• Beranda
  • Berita
  • "Siak Hijau", sumbangsih Indonesia kurangi perubahan iklim dunia

"Siak Hijau", sumbangsih Indonesia kurangi perubahan iklim dunia

11 Oktober 2019 11:22 WIB
"Siak Hijau", sumbangsih Indonesia kurangi perubahan iklim dunia
Taman Nasional Zamrud di Kabupaten SIak, Provinsi Riau seluas 31.480 hektare merupakan habitat hutan rawa gambut terbesar di dunia dan menjadi program "Siak Hijau" Pemkab Siak. Di kawasan ini terbagi atas zona inti, zona rimba, zona pemanfaatan, zona tradisional, zona rehabilitasi, dan zona khusus. (ANTARA/Andi Jauhari/HO-Explore Siak)

Bila memberikan manfaat ekonomi, otomatis masyarakat akan tetap menjaga lahan.

"Mencegah jauh lebih baik ketimbang mengatasi". Pernyataan itu, sering kita dengar berkaitan dengan persoalan kesehatan, khususnya pada hal yang berhubungan dengan penyakit.

Acapkali, saran, nasihat dan anjuran itu bisa didengar tatkala seseorang yang menderita suatu penyakit datang dan berkonsultasi dengan tenaga kesehatan, apakah dokter maupun paramedis lainnya. Makna anjurannya, mencegah penyakit jauh lebih baik dibandingkan mengobati atau mengatasi penyakit itu.

Namun, pernyataan seperti itu tidak hanya dimonopoli dalam sektor kesehatan.
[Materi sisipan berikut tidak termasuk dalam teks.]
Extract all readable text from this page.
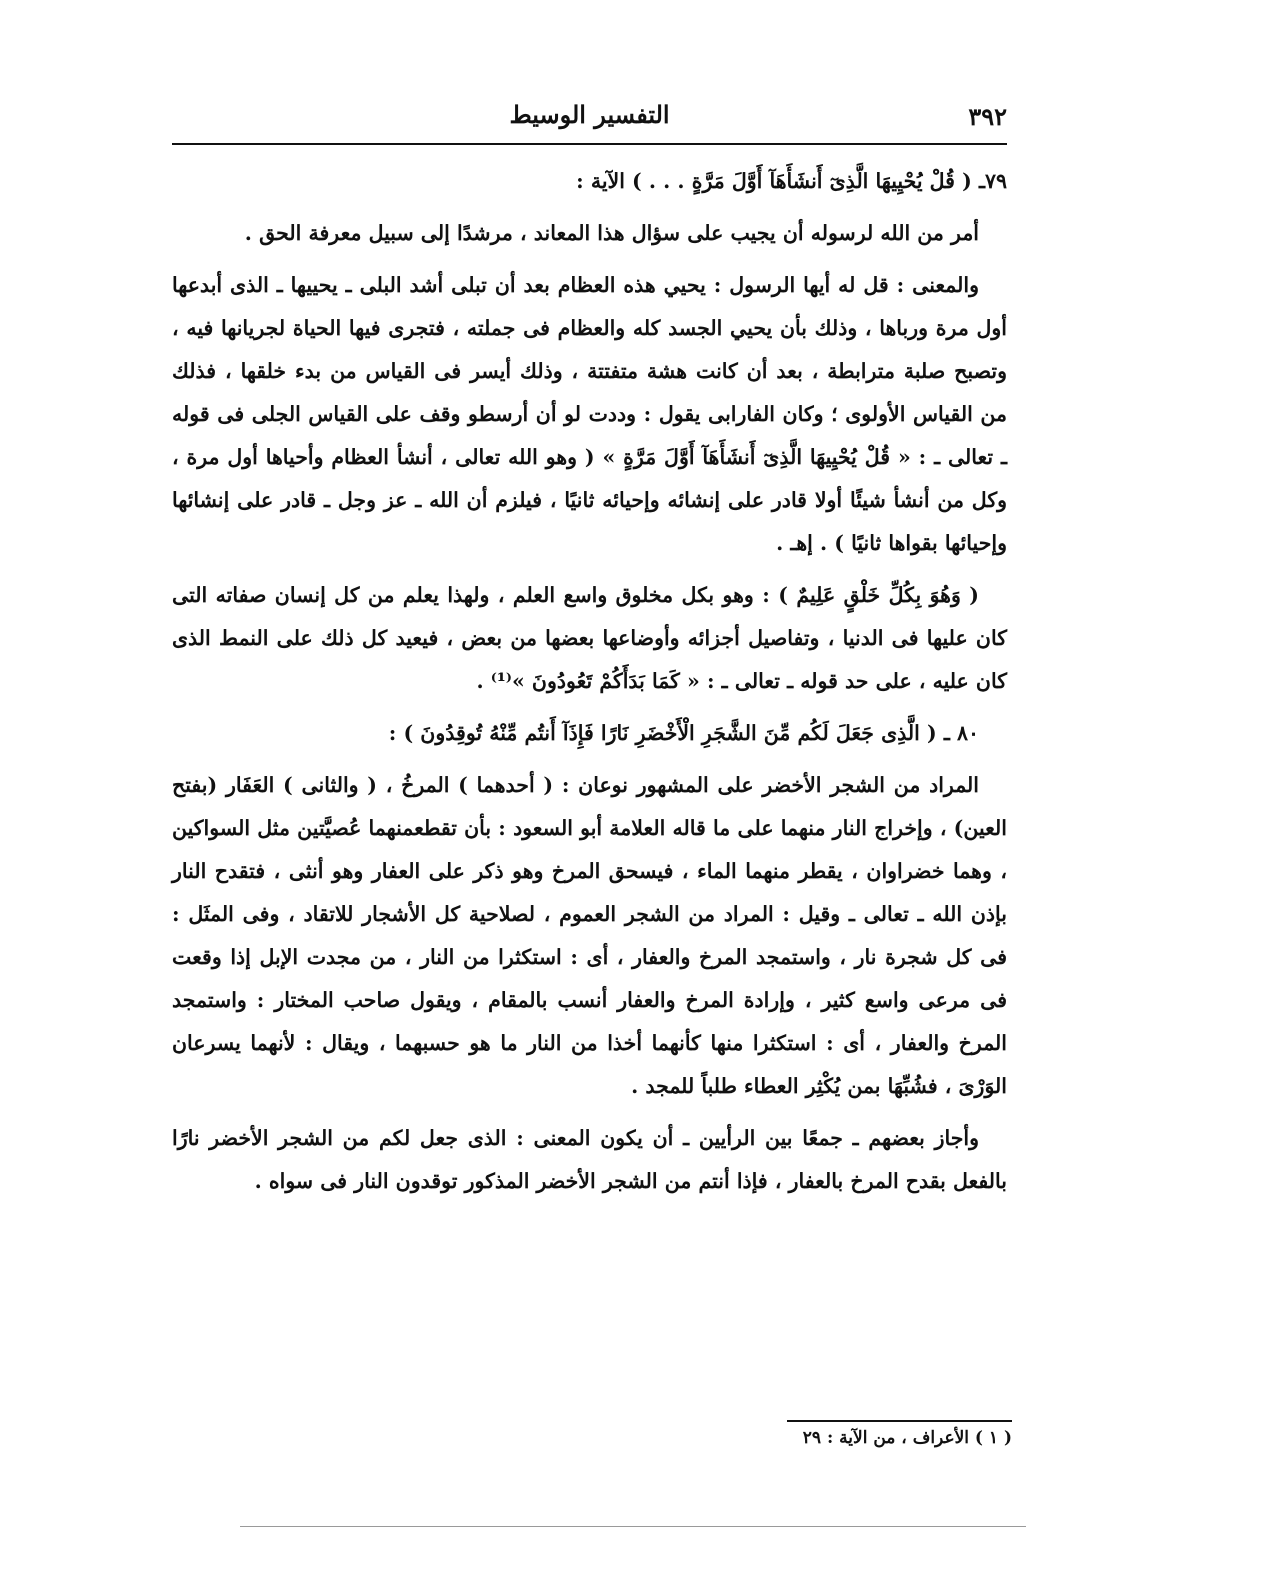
٣٩٢
التفسير الوسيط

٧٩ـ ( قُلْ يُحْيِيهَا الَّذِىٓ أَنشَأَهَآ أَوَّلَ مَرَّةٍ . . . ) الآية :

أمر من الله لرسوله أن يجيب على سؤال هذا المعاند ، مرشدًا إلى سبيل معرفة الحق .

والمعنى : قل له أيها الرسول : يحيي هذه العظام بعد أن تبلى أشد البلى ـ يحييها ـ الذى أبدعها أول مرة ورباها ، وذلك بأن يحيي الجسد كله والعظام فى جملته ، فتجرى فيها الحياة لجريانها فيه ، وتصبح صلبة مترابطة ، بعد أن كانت هشة متفتتة ، وذلك أيسر فى القياس من بدء خلقها ، فذلك من القياس الأولوى ؛ وكان الفارابى يقول : وددت لو أن أرسطو وقف على القياس الجلى فى قوله ـ تعالى ـ : « قُلْ يُحْيِيهَا الَّذِىٓ أَنشَأَهَآ أَوَّلَ مَرَّةٍ » ( وهو الله تعالى ، أنشأ العظام وأحياها أول مرة ، وكل من أنشأ شيئًا أولا قادر على إنشائه وإحيائه ثانيًا ، فيلزم أن الله ـ عز وجل ـ قادر على إنشائها وإحيائها بقواها ثانيًا ) . إهـ .

( وَهُوَ بِكُلِّ خَلْقٍ عَلِيمٌ ) : وهو بكل مخلوق واسع العلم ، ولهذا يعلم من كل إنسان صفاته التى كان عليها فى الدنيا ، وتفاصيل أجزائه وأوضاعها بعضها من بعض ، فيعيد كل ذلك على النمط الذى كان عليه ، على حد قوله ـ تعالى ـ : « كَمَا بَدَأَكُمْ تَعُودُونَ »⁽¹⁾ .

٨٠ ـ ( الَّذِى جَعَلَ لَكُم مِّنَ الشَّجَرِ الْأَخْضَرِ نَارًا فَإِذَآ أَنتُم مِّنْهُ تُوقِدُونَ ) :

المراد من الشجر الأخضر على المشهور نوعان : ( أحدهما ) المرخُ ، ( والثانى ) العَفَار (بفتح العين) ، وإخراج النار منهما على ما قاله العلامة أبو السعود : بأن تقطعمنهما عُصيَّتين مثل السواكين ، وهما خضراوان ، يقطر منهما الماء ، فيسحق المرخ وهو ذكر على العفار وهو أنثى ، فتقدح النار بإذن الله ـ تعالى ـ وقيل : المراد من الشجر العموم ، لصلاحية كل الأشجار للاتقاد ، وفى المثَل : فى كل شجرة نار ، واستمجد المرخ والعفار ، أى : استكثرا من النار ، من مجدت الإبل إذا وقعت فى مرعى واسع كثير ، وإرادة المرخ والعفار أنسب بالمقام ، ويقول صاحب المختار : واستمجد المرخ والعفار ، أى : استكثرا منها كأنهما أخذا من النار ما هو حسبهما ، ويقال : لأنهما يسرعان الوَرْىَ ، فشُبِّهَا بمن يُكْثِر العطاء طلباً للمجد .

وأجاز بعضهم ـ جمعًا بين الرأيين ـ أن يكون المعنى : الذى جعل لكم من الشجر الأخضر نارًا بالفعل بقدح المرخ بالعفار ، فإذا أنتم من الشجر الأخضر المذكور توقدون النار فى سواه .

( ١ ) الأعراف ، من الآية : ٢٩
Di bidang lingkungan hidup pun, hal itu juga kontekstual.

Adalah Bupati Siak, Provinsi Riau Alfedri, yang mencuatkan "Mencegah jauh lebih baik ketimbang mengatasi" dalam kaitan mencegah bencana kebakaran hutan dan lahan (karhutla) agar tidak terus terjadi di daerah itu.

Pada pemaparannya saat menjadi pembicara pada kegiatan bertajuk "Sebuah Masa Depan Positif Bagi Hutan: Merangkai Gotong Royong untuk Siak Hijau" pada rangkaian Lingkar Temu Kabupaten Lestari (LTKL) 2019 dalam rangkaian Festival Kabupaten Lestari (FKL) II di Gedung Daerah Sultan Syarif Kasim, Kabupaten Siak, Kamis (10/10) 2019, ia menceritakan perjalanan bagaimana Siak akhirnya harus berkomitmen untuk tidak harus terus-menerus dilanda bencana karhutla, terlebih daerah itu adalah kawasan lahan gambut yang sangat rentan terbakar.
 
Bupati Siak, Provinsi Riau H Alfedri saat paparan bertema "Sebuah Masa Depan Positif Bagi Hutan: Merangkai Gotong Royong untuk Siak Hijau" pada rangkaian Lingkar Temu Kabupaten Lestari (LTKL) 2019 dalam rangkaian Festival Kabupaten Lestari (FKL) II di Gedung Daerah Siak, Kamis (10/10/2019). (ANTARA/HO/Humas FKTL).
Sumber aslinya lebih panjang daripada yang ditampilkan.